Judge John Handley
Although he never lived in Winchester Judge Handley’s love of the town and its people developed through friends and acquaintances living in the town. Upon his death Judge Handley bequeathed $250,000 to Winchester to be invested by its leaders. When the investment reached a value of $500,000 it was to be used to build a library [the Handley Library]. In addition, the remaining amount of the estate was to be accumulated for twenty years and was to be used to build schools for the education of the poor. The trust was to be governed by the Handley Board of Trustees, created in 1896 by an act of the Virginia legislature. John Handley High School was built by the use of funds from this trust.
John Handley [spelled Hanly by his family until he came to America] was born January 27, 1835, in Enniscorthy, County Wexford, Ireland. In the years following his naturalization in 1850 until his death in February of 1895 john Handley worked as a carpenter, studied law, moved to Washington, D.C. and worked for the administration of President James Buchanan. He was accepted to the bar of the circuit court of the District of Columbia, and studied in the law School of Columbia University. He married Catherine Barnwelle Livingston Thayer, a widow, and became a stepfather to her son Philip Livingston Thayer.

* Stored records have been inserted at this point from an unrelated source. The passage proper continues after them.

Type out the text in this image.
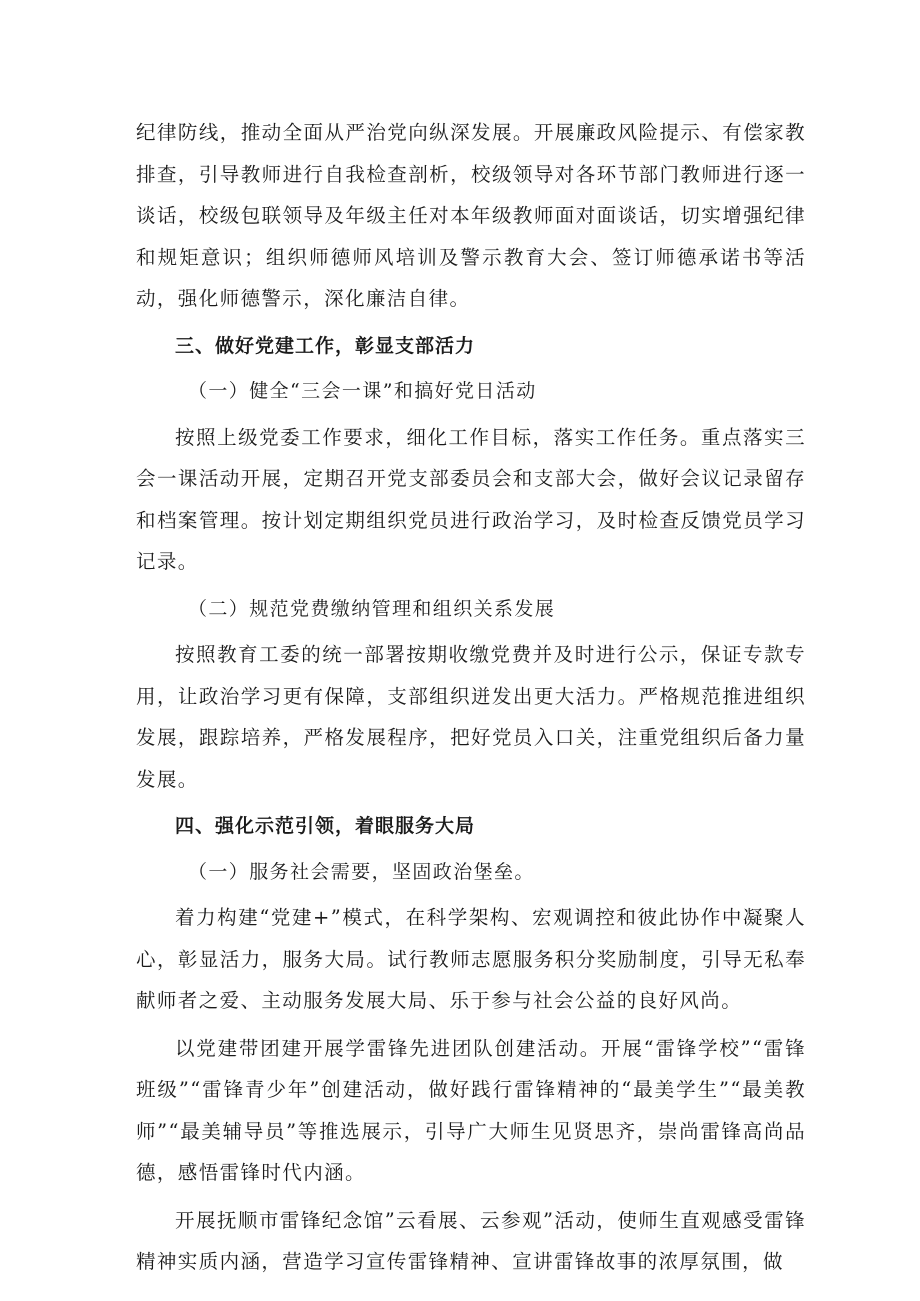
纪律防线，推动全面从严治党向纵深发展。开展廉政风险提示、有偿家教排查，引导教师进行自我检查剖析，校级领导对各环节部门教师进行逐一谈话，校级包联领导及年级主任对本年级教师面对面谈话，切实增强纪律和规矩意识；组织师德师风培训及警示教育大会、签订师德承诺书等活动，强化师德警示，深化廉洁自律。

三、做好党建工作，彰显支部活力
（一）健全“三会一课”和搞好党日活动

按照上级党委工作要求，细化工作目标，落实工作任务。重点落实三会一课活动开展，定期召开党支部委员会和支部大会，做好会议记录留存和档案管理。按计划定期组织党员进行政治学习，及时检查反馈党员学习记录。

（二）规范党费缴纳管理和组织关系发展

按照教育工委的统一部署按期收缴党费并及时进行公示，保证专款专用，让政治学习更有保障，支部组织迸发出更大活力。严格规范推进组织发展，跟踪培养，严格发展程序，把好党员入口关，注重党组织后备力量发展。

四、强化示范引领，着眼服务大局
（一）服务社会需要，坚固政治堡垒。

着力构建“党建+”模式，在科学架构、宏观调控和彼此协作中凝聚人心，彰显活力，服务大局。试行教师志愿服务积分奖励制度，引导无私奉献师者之爱、主动服务发展大局、乐于参与社会公益的良好风尚。

以党建带团建开展学雷锋先进团队创建活动。开展“雷锋学校”“雷锋班级”“雷锋青少年”创建活动，做好践行雷锋精神的“最美学生”“最美教师”“最美辅导员”等推选展示，引导广大师生见贤思齐，崇尚雷锋高尚品德，感悟雷锋时代内涵。

开展抚顺市雷锋纪念馆”云看展、云参观”活动，使师生直观感受雷锋精神实质内涵，营造学习宣传雷锋精神、宣讲雷锋故事的浓厚氛围，做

He settled in Scranton, Pennsylvania and practiced law in Luzerne County. He was a great admirer of Stonewall Jackson and expressed clear sympathies during the civil war for the south. In spite of these sympathies it is surprising to learn that he served for three months in the Union Army of the Potomac-8th Infantry Regiment, Company E of the Pennsylvania Militia.
He was an extremely successful businessman, judge of several courts of Luzerne County, Pennsylvania, and president judge of the several courts of Lackawanna County.
His concern for the less fortunate and charitable actions were evident throughout his life not just in his last requests. Upon his death many, many tributes were paid to his practice of providing for the expenses of many students in various schools and colleges. This continued through provisions in his will for all of the students attending school at the time of his death.
Judge Handley’s bequest created a publicly endowed school but more importantly it created an environment, a culture of support, and appreciation for public education. We work in a school system that values excellence, produces achievement, and cares about students as a result of the actions of this benefactor.
The true value of John Handley’s gift can best be seen in the faces of the students who stand about his monument in the spring of each school year. They are a testament to the fact that one person can make a difference.
John Handley had a vision but more importantly he acted upon that vision. The lesson for us now and in the future is that the people who make a difference in our lives are not the ones with the most credentials, the most money, or the most awards. They are the ones that care for others, and act upon that sentiment.
History, tradition, pride, accomplishment these things are only realized by the fulfillment of our promise, our contributions, and our influence in the world. We offer gratitude and recognition to John Handley for providing the spark that focused a community. But for those of us fortunate enough to work and learn in this special place we must continually remind ourselves that the worth of our actions is solely dependent upon our ability and willingness to turn opportunity into accomplishments. This is the foundation of our success and the true meaning of Handley Pride.